Voting list tab from Accenture too steep, Pocan says
By Judith Davidoff
March 2, 2005
Wisconsin is paying three times what Minnesota spent to compile a federally mandated statewide voter list.
According to the Minnesota Secretary of State's Office, which oversees elections in the state, Minnesota spent $5.3 million to develop, in-house, a statewide voter list that complies with the Help America Vote Act of 2002.
Wisconsin recently signed a $13.9 million contract with Accenture LLC, a subsidiary of a Bermuda-based conglomerate, to create and maintain the state's voter registration list through 2010, and a $2.7 million contract with DeLoitte Consulting LLP to manage the project.
Wisconsin's tab is unnecessarily steep, says state Rep. Mark Pocan, D-Madison, adding that Wisconsin won't even own the program software after its contract with Accenture expires in five years.
Pocan also said the state, according to a Legislative Fiscal Bureau report, is set to spend up to $5 million more to transfer voter information from paper ballots for the 1,500 municipalities that don't require voter registration. "That's the hardest part and that's where we haven't budgeted yet," Pocan said.
The legitimacy of the Accenture contract is the subject of a lawsuit.
Wisconsin is using $43 million in federal funding provided under the Help America Vote Act, and state matching funds of $2.3 million, to develop, implement and maintain a statewide voter registration system; $18 million of the pot will be used to purchase accessible voting machines, another requirement of the law.
Pocan scheduled a news conference for this morning to urge that Wisconsin break any ties with Accenture and follow Minnesota's lead and compile its statewide voter list in-house. At the very least, Pocan said, Wisconsin could buy the software already developed by Minnesota as a first step.
"We need to move ahead with this issue," Pocan said in an interview. "The bottom line is that Minnesota has what it needs to be HAVA compliant and it didn't spend $16 million to do it."
But Kevin Kennedy, executive director of the state Elections Board, said it is impossible to compare the two states.
"We knew going in we had probably one of the most complicated implementations to do," Kennedy said.
Minnesota, which compiled its federally mandated statewide voter list in time for the 2004 presidential election, had a huge advantage over Wisconsin in that its system is county-based and was already connected to a statewide computer system, Kennedy said.
"Wisconsin is a municipal-based system so it's much more complicated," he said.
Kennedy noted that 1,500 of Wisconsin's 1,850 municipalities don't require voter registration, so voter data from these localities need to be hand-entered into the new system. Kennedy added that Wisconsin's voter registration project also includes standardizing registration data among all Wisconsin's counties.

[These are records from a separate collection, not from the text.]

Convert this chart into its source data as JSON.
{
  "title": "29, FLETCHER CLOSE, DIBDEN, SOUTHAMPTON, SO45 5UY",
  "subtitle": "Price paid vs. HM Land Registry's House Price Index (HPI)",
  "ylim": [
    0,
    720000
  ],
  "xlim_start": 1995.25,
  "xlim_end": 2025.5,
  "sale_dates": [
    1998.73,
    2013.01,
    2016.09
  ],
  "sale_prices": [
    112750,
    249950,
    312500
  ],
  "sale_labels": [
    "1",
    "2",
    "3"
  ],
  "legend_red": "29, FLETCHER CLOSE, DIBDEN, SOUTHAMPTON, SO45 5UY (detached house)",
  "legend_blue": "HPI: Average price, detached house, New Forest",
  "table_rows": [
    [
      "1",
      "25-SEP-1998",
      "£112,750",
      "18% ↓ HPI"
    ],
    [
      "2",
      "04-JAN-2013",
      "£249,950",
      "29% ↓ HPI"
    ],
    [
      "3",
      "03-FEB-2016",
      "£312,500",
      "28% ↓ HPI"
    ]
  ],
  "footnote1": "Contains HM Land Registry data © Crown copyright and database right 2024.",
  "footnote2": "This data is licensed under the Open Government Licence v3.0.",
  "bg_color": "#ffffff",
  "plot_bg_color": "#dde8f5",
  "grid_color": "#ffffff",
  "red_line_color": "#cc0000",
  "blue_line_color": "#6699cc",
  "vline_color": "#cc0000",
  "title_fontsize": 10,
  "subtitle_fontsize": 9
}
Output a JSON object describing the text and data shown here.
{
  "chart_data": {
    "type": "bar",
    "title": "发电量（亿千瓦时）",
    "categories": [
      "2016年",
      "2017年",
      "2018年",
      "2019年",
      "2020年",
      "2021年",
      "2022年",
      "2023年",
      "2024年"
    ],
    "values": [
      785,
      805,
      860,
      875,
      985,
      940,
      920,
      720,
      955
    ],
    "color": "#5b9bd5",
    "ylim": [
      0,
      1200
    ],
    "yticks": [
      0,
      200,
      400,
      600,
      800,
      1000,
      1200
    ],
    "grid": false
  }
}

Pocan said Kennedy is exaggerating the complexity of the project and added that candidates in Wisconsin regularly buy comprehensive voter registration lists from private firms. "There are lists out there we all use," Pocan said.
He said a number of private companies have already indicated they'd be able to prepare Wisconsin's statewide voter list for $1 million.
Wisconsin's contract with Accenture has been controversial from the start. Critics say Accenture played a role in the creation of Florida's flawed felon voter registration database and claim that Wisconsin state employees could have compiled a statewide voter list at a much more economical price.
In late December, the Wisconsin Democracy Campaign and others filed suit in Dane County Circuit Court alleging that Kennedy did not have the authority to sign the contract with Accenture without approval by the Elections Board.
The Department of Justice is also investigating whether state open records or open meetings laws were violated in the procurement process.
Minnesota Secretary of State Mary Kiffmeyer said in a phone interview that she didn't want to comment on whether Wisconsin was paying too much for its new system. But she said she largely stayed clear of contractors in order to have more control over the final product.
Kiffmeyer, a Republican who was first elected in 1998, said she drew on her technology background to hire and train skilled technology personnel. She said these employees were then able to take on the bulk of the voter registration project, leaving only specific tasks to specific consultants who were hired on a temporary basis.
"It gave us full control and I want to tell you it worked," Kiffmeyer said.
She added that there was a lot of skepticism, especially from Democrats in her state, about the way she managed the voter registration project. But now even one of those lawmakers, Democratic Minnesota state Sen. Linda Higgins, acknowledges the system "worked fairly well."
In a letter to Pocan, Higgins says Wisconsin should keep looking for another vendor.
"The amount quoted to you is outrageous," she wrote. "I see no reason why you couldn't hire someone to design the system, then use public employees to do data entry and system administration."
But Kennedy said not all the news coming out of Minnesota has been rosy. He said he heard from at least a couple of county election officials that there were glitches with its statewide voter registration system.
"I think there is more there than meets the eye," he said.